MUSA Ö. KIROĞLU


“Siyasetin namusu var!”

Genel Yayın Yönetmeni


Ordu mitinginde Cumhurbaşkanımız Recep Tayyip Erdoğan, siyasetin namusu olduğuna işaret etmiş.

Bunu niye ifade etme gereği duymuş? sorusundan önce şu soruları cevaplayalım. “Namus” ne demek?  “Siyasetin namusu” denince ne anlamak lazım?

Namus:  Toplum içinde geçerli olan ahlak kuralları... Doğruluk, dürüstlük, erdemlilik anlamına gelir.

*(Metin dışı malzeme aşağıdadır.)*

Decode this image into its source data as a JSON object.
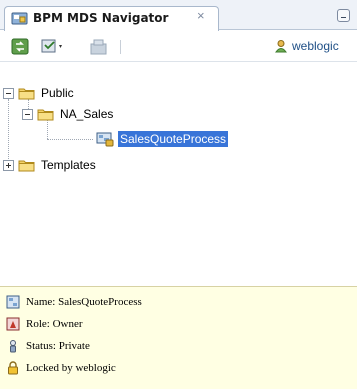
{
  "window": {
    "tab_title": "BPM MDS Navigator",
    "tab_close": "×",
    "colors": {
      "selection": "#3874d8",
      "info_bg": "#ffffe3",
      "tab_bg": "#eef2f8"
    }
  },
  "toolbar": {
    "buttons": [
      {
        "icon": "refresh-connections-icon"
      },
      {
        "icon": "actions-menu-icon"
      },
      {
        "icon": "project-icon"
      }
    ],
    "user_label": "weblogic",
    "user_icon": "user-icon"
  },
  "tree": {
    "public": {
      "label": "Public",
      "expanded": true
    },
    "na_sales": {
      "label": "NA_Sales",
      "expanded": true
    },
    "process": {
      "label": "SalesQuoteProcess",
      "selected": true
    },
    "templates": {
      "label": "Templates",
      "expanded": false
    }
  },
  "info": {
    "name": "Name: SalesQuoteProcess",
    "role": "Role: Owner",
    "status": "Status: Private",
    "locked": "Locked by weblogic"
  }
}
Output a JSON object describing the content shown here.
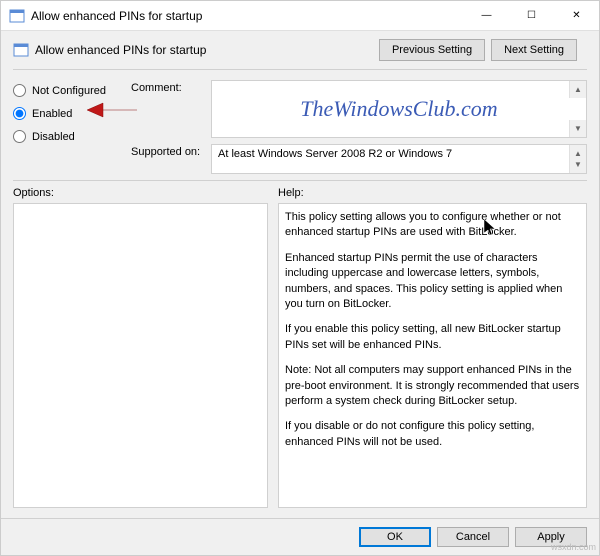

Bu kurallara uyarak hareket eden, doğruluk, dürüstlükten yana olan, erdemli davrananlar için “namuslu”...

Bunların aksi hareket edenler için ise; “namussuz” diyoruz.

Diyoruz da, kişinin namusluluğunu, namussuzluğunu neyle, nasıl ölçeceğiz?

Orta yerde bir namussuzluk yapılmış… Toplumun çoğunluğu tarafından da bu böyle ifade edilmişse sorun yok… O kişi namussuzdur.

Ancak, birilerinin namussuzluk olarak gördüğü bir olaya başkaları katılmaz da “namussuzluk” olarak görmezse ne olacak?

Nitekim bu durumlarla sık sık karşılaşabiliyoruz.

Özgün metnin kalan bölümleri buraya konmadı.